HUMANIORA
Marga Dalam Lingkaran Politik Hukum Orde Baru

Oleh: H Albar Sentosa Subari*
Politik Hukum di zaman orde baru khusus mengenai pemerintahan terendah, yang dulunya beragam dijadikan satu bentuk yaitu DESA.
Desa di bawah Camat , sebagai kepala wilayah kecamatan yang membawa beberapa desa dan beberapa kelurahan.
Di Sumatera Selatan karena Dusun (lama) adalah organisasi pemerintahan yang terendah maka dusun ( lama) dijadikan DESA dengan pola yang baru. Sehingga tidak ada lagi tempat bagi Marga sebagai suatu organisasi pemerintahan. Di bawah desa ada dusun, sebagai mana juga marga terdiri dari dusun dusun. Perbedaannya terletak pada dusun yang semula adalah kesatuan daerah hukum teritorial dan mempunyai pemimpin yang dipilih langsung, kini dusun merupakan daerah wilayah desa.
Marga dihapus dan dusun menjadi desa. Kepala dusun diangkat kepala desa.
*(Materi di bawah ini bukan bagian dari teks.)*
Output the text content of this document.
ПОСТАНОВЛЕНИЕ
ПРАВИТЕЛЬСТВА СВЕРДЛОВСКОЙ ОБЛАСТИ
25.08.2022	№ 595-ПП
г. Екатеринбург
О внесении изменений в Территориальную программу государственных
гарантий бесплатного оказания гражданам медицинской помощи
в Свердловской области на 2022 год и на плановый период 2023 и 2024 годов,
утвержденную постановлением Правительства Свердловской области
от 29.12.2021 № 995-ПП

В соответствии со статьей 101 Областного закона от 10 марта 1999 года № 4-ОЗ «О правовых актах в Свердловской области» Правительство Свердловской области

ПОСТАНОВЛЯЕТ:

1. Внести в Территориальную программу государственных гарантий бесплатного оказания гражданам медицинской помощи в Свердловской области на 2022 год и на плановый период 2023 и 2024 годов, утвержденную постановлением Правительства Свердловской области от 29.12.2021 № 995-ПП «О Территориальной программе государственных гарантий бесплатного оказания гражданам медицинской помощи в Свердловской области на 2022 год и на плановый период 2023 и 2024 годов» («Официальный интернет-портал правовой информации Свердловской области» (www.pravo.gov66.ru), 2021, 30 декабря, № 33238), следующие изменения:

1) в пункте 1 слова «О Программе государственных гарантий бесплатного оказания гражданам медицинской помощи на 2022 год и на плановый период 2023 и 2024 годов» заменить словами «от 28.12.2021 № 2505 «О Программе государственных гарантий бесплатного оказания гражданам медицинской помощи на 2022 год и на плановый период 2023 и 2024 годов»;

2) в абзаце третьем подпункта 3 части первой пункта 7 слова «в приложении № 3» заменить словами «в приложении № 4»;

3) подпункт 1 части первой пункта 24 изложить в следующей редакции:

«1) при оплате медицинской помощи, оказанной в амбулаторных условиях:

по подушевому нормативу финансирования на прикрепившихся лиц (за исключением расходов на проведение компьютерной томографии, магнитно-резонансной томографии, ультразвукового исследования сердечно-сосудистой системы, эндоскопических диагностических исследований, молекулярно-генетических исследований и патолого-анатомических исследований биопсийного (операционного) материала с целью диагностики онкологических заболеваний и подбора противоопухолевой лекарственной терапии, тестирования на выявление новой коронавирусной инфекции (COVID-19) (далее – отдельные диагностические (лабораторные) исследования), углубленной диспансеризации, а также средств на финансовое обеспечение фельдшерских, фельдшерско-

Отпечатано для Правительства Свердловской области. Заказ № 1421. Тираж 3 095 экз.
Dalam prakteknya telah terjadi pemecahan Marga menjadi beberapa desa dalam pola baru.
Di mana peraturan perundang-undangan memberikan hak untuk dikaji oleh Pemerintah Daerah setempat yang dianggap lebih mengetahui fakta dan keadaan desa ( marga lama) yang berada dibawah nya.
Didalam rangka pembentukan, pemecahan, penyatuan dan penghapusan desa ( marga lama) disyaratkan untuk mempertimbangkan hal hal sebagai berikut:
a. Faktor manusia/jumlah penduduk, faktor alam, dan faktor sosial budaya termasuk adat istiadat.
b.Faktor luas wilayah dan sebagainya.
Jadi berhasil atau tidak misi Undang Undang nomor 5 tahun 1979 tergantung pada aturan pelaksanaan nya sendiri adalah fleksibel, dengan tujuan untuk memperkuat pemerintahan desa agar makin mampu menggerakkan masyarakat dalam partisipasi nya guna pembangunan.
Menjelang Reformasi, dalam rangka mendorong kearah otonomi yang seluas luasnya diadakanlah perubahan peraturan perundang-undangan yang mengatur pemerintahan daerah yaitu keluarlah Undang Undang nomor 22 tahun 1999, yang mengharuskan Undang Undang nomor 5 tahun 1974 Yo Undang Undang nomor 5 tahun 1979.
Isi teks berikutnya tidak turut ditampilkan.